Poole told The Chronicle Herald that an Environment Department inspector was at the asbestos site the day before the fire because of a public complaint but had found no violations.

McCurdy and Reed do not have a lot of confidence in the Environment Department to assess and regulate projects.

"It really does not protect us or the environment," McCurdy said of the department. "I don’t think that’s their mandate. I think what they believe they are supposed to do is approve industrial projects, period. They are not in the environmental protection business."

In a November 2017 report, provincial Auditor General Michael Pickup found that the department had approved 53 of 54 projects that had applied for an environmental assessment from 2013 to 2016. Of 22 projects examined by the auditor general’s office, approvals came with 675 terms and conditions that were required to be met by project owners. For almost half of the 53 terms and conditions tested by the auditor general, the department did not monitor whether the terms and conditions were met. "Nova Scotians value a healthy environment and expect monitoring to occur to see it protected," Pickup said at the time.
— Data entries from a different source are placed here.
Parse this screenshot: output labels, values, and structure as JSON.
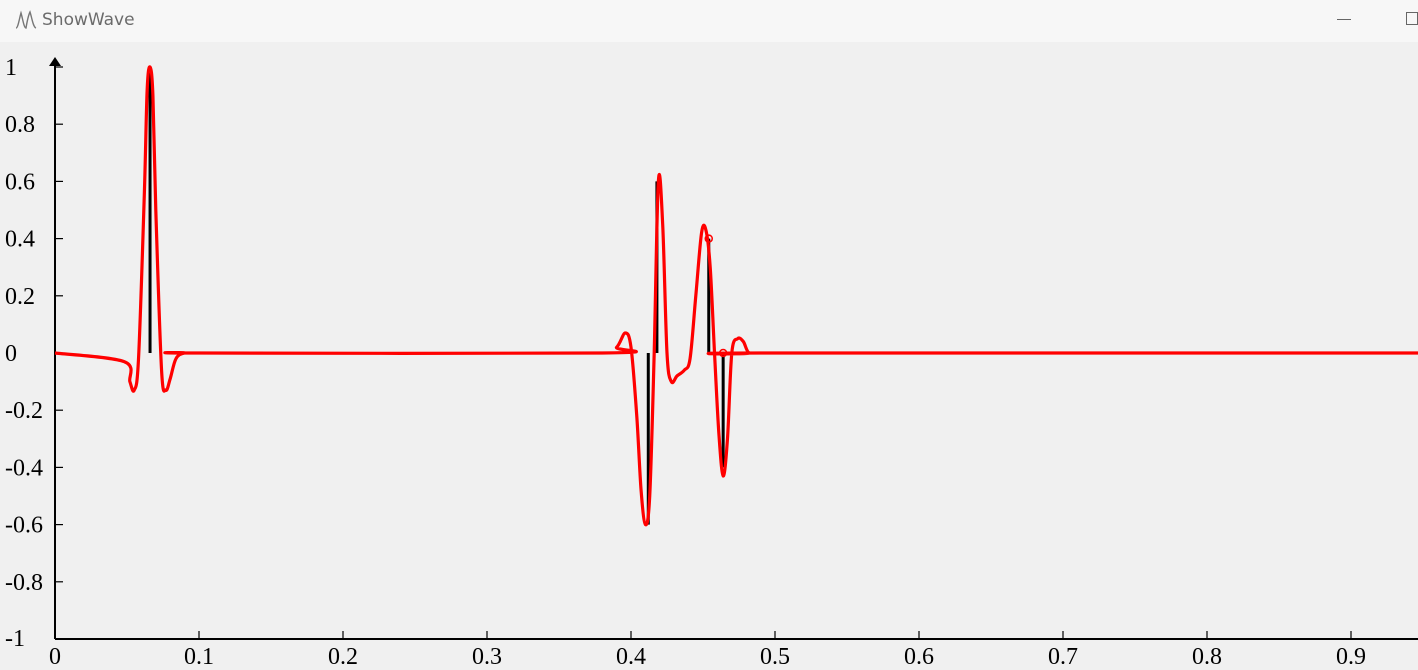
{
  "window": {
    "title": "ShowWave",
    "icon": "waveform-icon",
    "controls": [
      "minimize",
      "maximize"
    ]
  },
  "chart_data": {
    "type": "line",
    "xlim": [
      0,
      0.95
    ],
    "ylim": [
      -1,
      1
    ],
    "x_ticks": [
      "0",
      "0.1",
      "0.2",
      "0.3",
      "0.4",
      "0.5",
      "0.6",
      "0.7",
      "0.8",
      "0.9"
    ],
    "y_ticks": [
      "1",
      "0.8",
      "0.6",
      "0.4",
      "0.2",
      "0",
      "-0.2",
      "-0.4",
      "-0.6",
      "-0.8",
      "-1"
    ],
    "grid": false,
    "colors": {
      "signal": "#ff0000",
      "spikes": "#000000",
      "axes": "#000000"
    },
    "spikes": [
      {
        "x": 0.066,
        "y": 1.0
      },
      {
        "x": 0.412,
        "y": -0.6
      },
      {
        "x": 0.418,
        "y": 0.6
      },
      {
        "x": 0.454,
        "y": 0.4
      },
      {
        "x": 0.464,
        "y": -0.4
      }
    ],
    "markers": [
      {
        "x": 0.454,
        "y": 0.4
      },
      {
        "x": 0.464,
        "y": 0.0
      }
    ],
    "series": [
      {
        "x": [
          0.0,
          0.048,
          0.052,
          0.055,
          0.058,
          0.062,
          0.064,
          0.066,
          0.068,
          0.07,
          0.074,
          0.077,
          0.08,
          0.084,
          0.09,
          0.1,
          0.38,
          0.39,
          0.396,
          0.4,
          0.404,
          0.407,
          0.41,
          0.413,
          0.416,
          0.419,
          0.422,
          0.425,
          0.428,
          0.432,
          0.437,
          0.441,
          0.445,
          0.449,
          0.452,
          0.455,
          0.458,
          0.461,
          0.464,
          0.467,
          0.47,
          0.474,
          0.478,
          0.482,
          0.49,
          0.95
        ],
        "y": [
          0.0,
          -0.03,
          -0.1,
          -0.13,
          -0.02,
          0.55,
          0.92,
          1.0,
          0.9,
          0.5,
          -0.06,
          -0.13,
          -0.09,
          -0.02,
          0.0,
          0.0,
          0.0,
          0.02,
          0.07,
          0.02,
          -0.22,
          -0.48,
          -0.6,
          -0.5,
          -0.02,
          0.6,
          0.45,
          0.0,
          -0.1,
          -0.08,
          -0.06,
          -0.02,
          0.2,
          0.42,
          0.43,
          0.3,
          0.0,
          -0.28,
          -0.43,
          -0.3,
          0.0,
          0.05,
          0.04,
          0.0,
          0.0,
          0.0
        ]
      }
    ]
  }
}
Spokeswoman Adele Poirier said the Environment Department regulates asbestos waste disposal facilities to protect the health and safety of Nova Scotians and the environment.

"We do this through approvals which include requirements for things like surface and ground water monitoring," Poirier said in an email.
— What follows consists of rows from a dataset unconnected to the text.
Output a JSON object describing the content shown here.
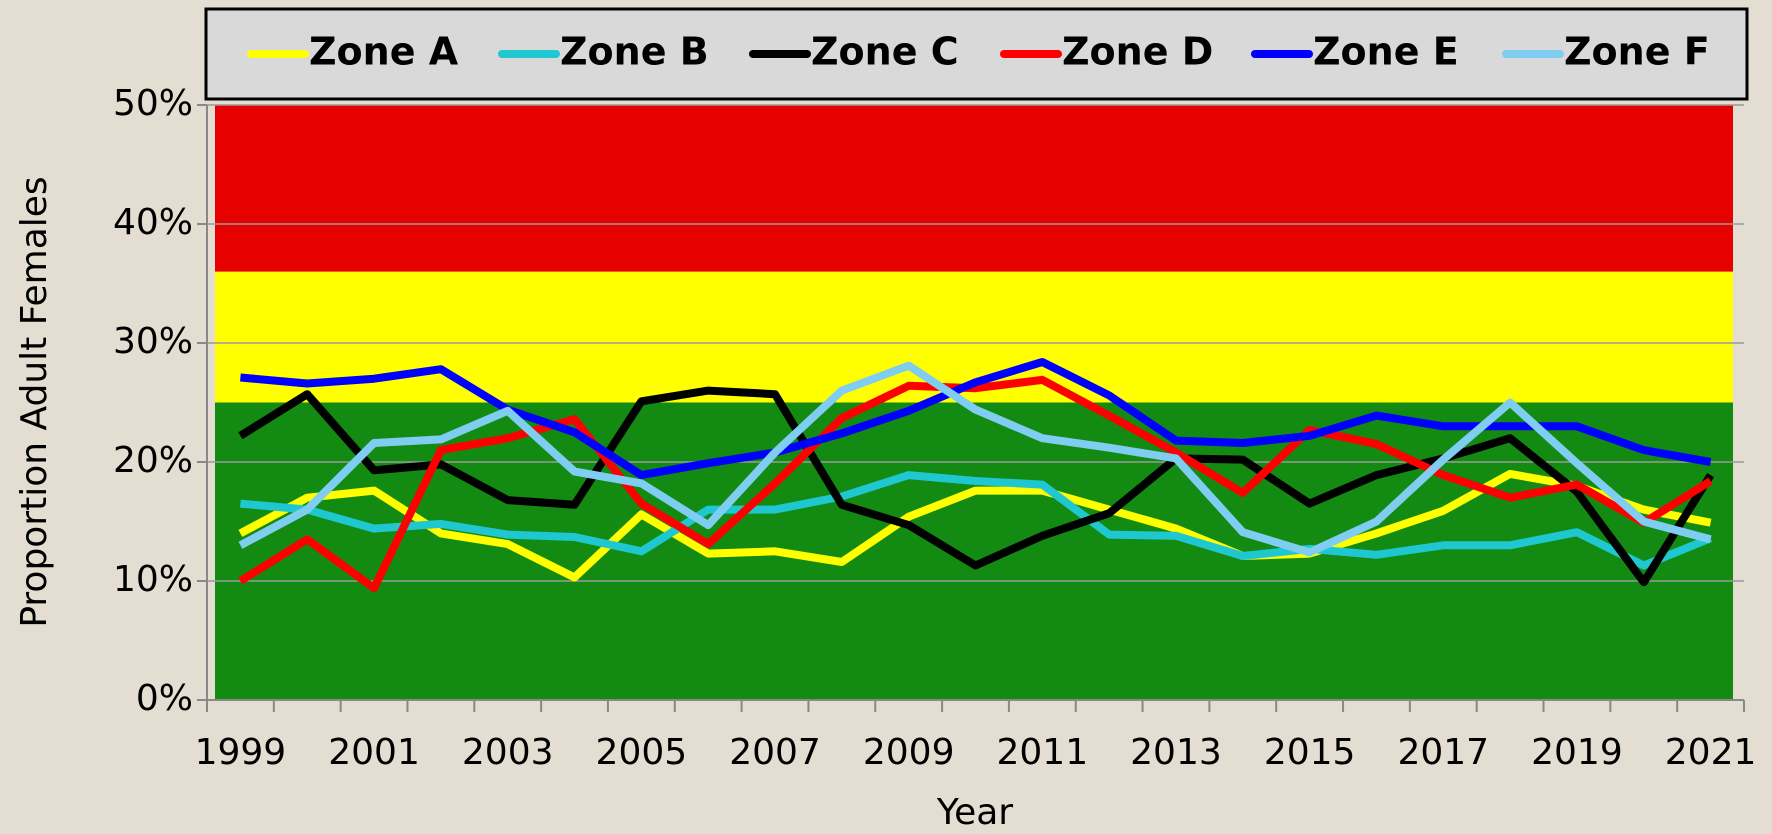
{
  "chart_data": {
    "type": "line",
    "y_label": "Proportion Adult Females",
    "x_label": "Year",
    "categories": [
      "1999",
      null,
      "2001",
      null,
      "2003",
      null,
      "2005",
      null,
      "2007",
      null,
      "2009",
      null,
      "2011",
      null,
      "2013",
      null,
      "2015",
      null,
      "2017",
      null,
      "2019",
      null,
      "2021"
    ],
    "ylim": [
      0,
      50
    ],
    "yticks": [
      {
        "value": 0,
        "label": "0%"
      },
      {
        "value": 10,
        "label": "10%"
      },
      {
        "value": 20,
        "label": "20%"
      },
      {
        "value": 30,
        "label": "30%"
      },
      {
        "value": 40,
        "label": "40%"
      },
      {
        "value": 50,
        "label": "50%"
      }
    ],
    "grid": true,
    "legend": "top",
    "bands": [
      {
        "from": 0,
        "to": 25,
        "color": "#138a12"
      },
      {
        "from": 25,
        "to": 36,
        "color": "#ffff00"
      },
      {
        "from": 36,
        "to": 50,
        "color": "#e60000"
      }
    ],
    "series": [
      {
        "name": "Zone A",
        "color": "#ffff00",
        "values": [
          14,
          17,
          17.6,
          14,
          13.1,
          10.3,
          15.6,
          12.3,
          12.5,
          11.6,
          15.4,
          17.6,
          17.6,
          16,
          14.4,
          12.1,
          12.3,
          14,
          15.9,
          19,
          18,
          16,
          14.9
        ]
      },
      {
        "name": "Zone B",
        "color": "#1fc8d0",
        "values": [
          16.5,
          16,
          14.4,
          14.8,
          13.9,
          13.7,
          12.5,
          16,
          16,
          17.1,
          18.9,
          18.4,
          18.1,
          13.9,
          13.8,
          12.1,
          12.7,
          12.2,
          13,
          13,
          14.1,
          11.3,
          13.6
        ]
      },
      {
        "name": "Zone C",
        "color": "#000000",
        "values": [
          22.2,
          25.7,
          19.3,
          19.8,
          16.8,
          16.4,
          25.1,
          26,
          25.7,
          16.4,
          14.7,
          11.3,
          13.8,
          15.7,
          20.3,
          20.2,
          16.5,
          18.9,
          20.3,
          22,
          17.5,
          9.9,
          18.9
        ]
      },
      {
        "name": "Zone D",
        "color": "#ff0000",
        "values": [
          10,
          13.5,
          9.4,
          21,
          22,
          23.6,
          16.5,
          13.1,
          18.2,
          23.7,
          26.4,
          26.2,
          26.9,
          23.9,
          20.8,
          17.4,
          22.7,
          21.5,
          18.9,
          17,
          18.1,
          14.9,
          18.4
        ]
      },
      {
        "name": "Zone E",
        "color": "#0000ff",
        "values": [
          27.1,
          26.6,
          27,
          27.8,
          24.4,
          22.5,
          18.9,
          19.9,
          20.8,
          22.4,
          24.3,
          26.7,
          28.4,
          25.6,
          21.8,
          21.6,
          22.2,
          23.9,
          23,
          23,
          23,
          21,
          20
        ]
      },
      {
        "name": "Zone F",
        "color": "#7fcdf0",
        "values": [
          13,
          16,
          21.6,
          21.9,
          24.3,
          19.2,
          18.2,
          14.7,
          20.8,
          26,
          28.1,
          24.4,
          22,
          21.2,
          20.3,
          14.1,
          12.4,
          15,
          20.2,
          25,
          19.9,
          15,
          13.5
        ]
      }
    ]
  }
}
"We work with companies while they are getting ready to submit a project for environmental assessment. If a project cannot be carried out in a sustainable way, that usually becomes apparent during this advance work and the company does not submit the project for approval."

The Waterkeepers group fears that the pending demolition of hospital buildings in Halifax will result in the disposal of more asbestos at the Arlington Heights site, which is limited to 3,000 tonnes of asbestos per year by the conditions of its assessment approval.
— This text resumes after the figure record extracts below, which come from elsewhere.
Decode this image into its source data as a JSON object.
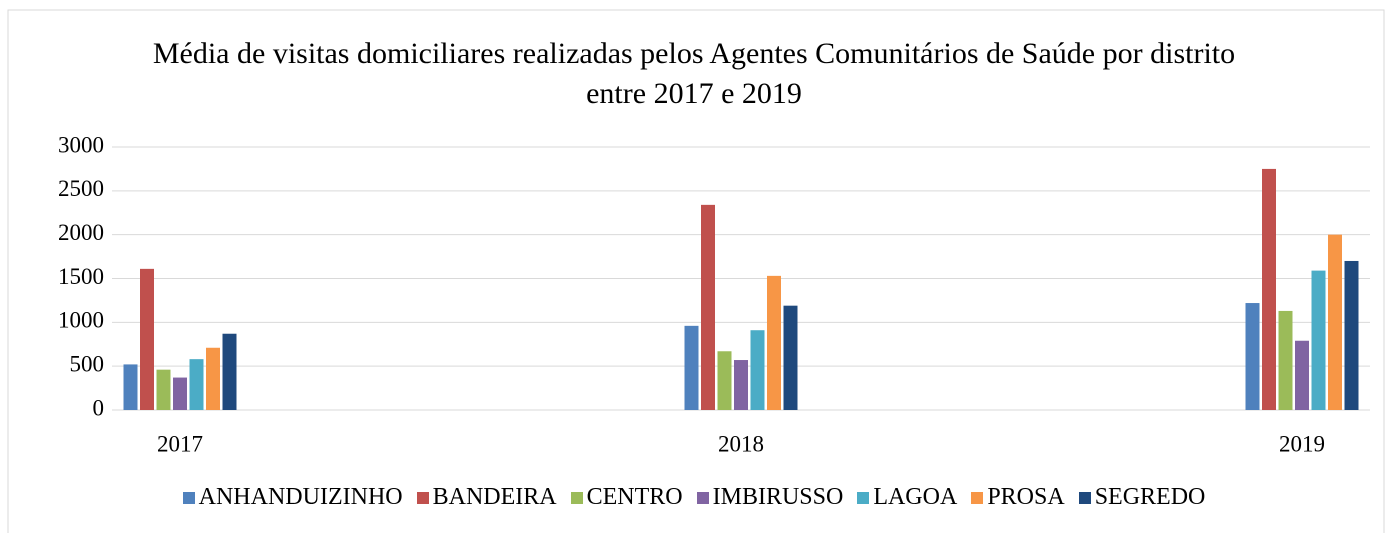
{
  "chart_data": {
    "type": "bar",
    "title": "Média de visitas domiciliares realizadas pelos Agentes Comunitários de Saúde por distrito entre 2017 e 2019",
    "categories": [
      "2017",
      "2018",
      "2019"
    ],
    "series": [
      {
        "name": "ANHANDUIZINHO",
        "color": "#4f81bd",
        "values": [
          520,
          960,
          1220
        ]
      },
      {
        "name": "BANDEIRA",
        "color": "#c0504d",
        "values": [
          1610,
          2340,
          2750
        ]
      },
      {
        "name": "CENTRO",
        "color": "#9bbb59",
        "values": [
          460,
          670,
          1130
        ]
      },
      {
        "name": "IMBIRUSSO",
        "color": "#8064a2",
        "values": [
          370,
          570,
          790
        ]
      },
      {
        "name": "LAGOA",
        "color": "#4bacc6",
        "values": [
          580,
          910,
          1590
        ]
      },
      {
        "name": "PROSA",
        "color": "#f79646",
        "values": [
          710,
          1530,
          2000
        ]
      },
      {
        "name": "SEGREDO",
        "color": "#1f497d",
        "values": [
          870,
          1190,
          1700
        ]
      }
    ],
    "ylim": [
      0,
      3000
    ],
    "yticks": [
      0,
      500,
      1000,
      1500,
      2000,
      2500,
      3000
    ],
    "grid": true,
    "legend": "bottom"
  }
}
"Anyone who is removing asbestos from a building would have to contact a facility in advance and get permission to bring the waste there," Poirier said of the fewer than a dozen listed asbestos disposal facilities in the province. "It is too early to say which facilities will be approached to take asbestos waste from the three buildings at the VG site and two hospitals in Cape Breton that will eventually be decommissioned. Those buildings are still in use."

Meanwhile, the Waterkeepers continue to worry about their well water, despite having independent testing done.

"For the moment, things seem to be OK," McCurdy said, cautioning that there has yet to be water testing done at the watershed below the C& D settling pond.

"So far, nothing has shown up but I’m fairly certain something will eventually show up," he said of the springs and dug wells in the area.

McCurdy said the group has gone to the Annapolis Valley council with its concerns but they say it’s not their jurisdiction. He even button-holed his MLA, Premier Stephen McNeil, at his recent annual picnic.

"He did promise me a meeting. Whether that happens or not, I don’t know because we have been highly critical of the department and everything associated with this asbestos business.

"We’re working all the angles we can work."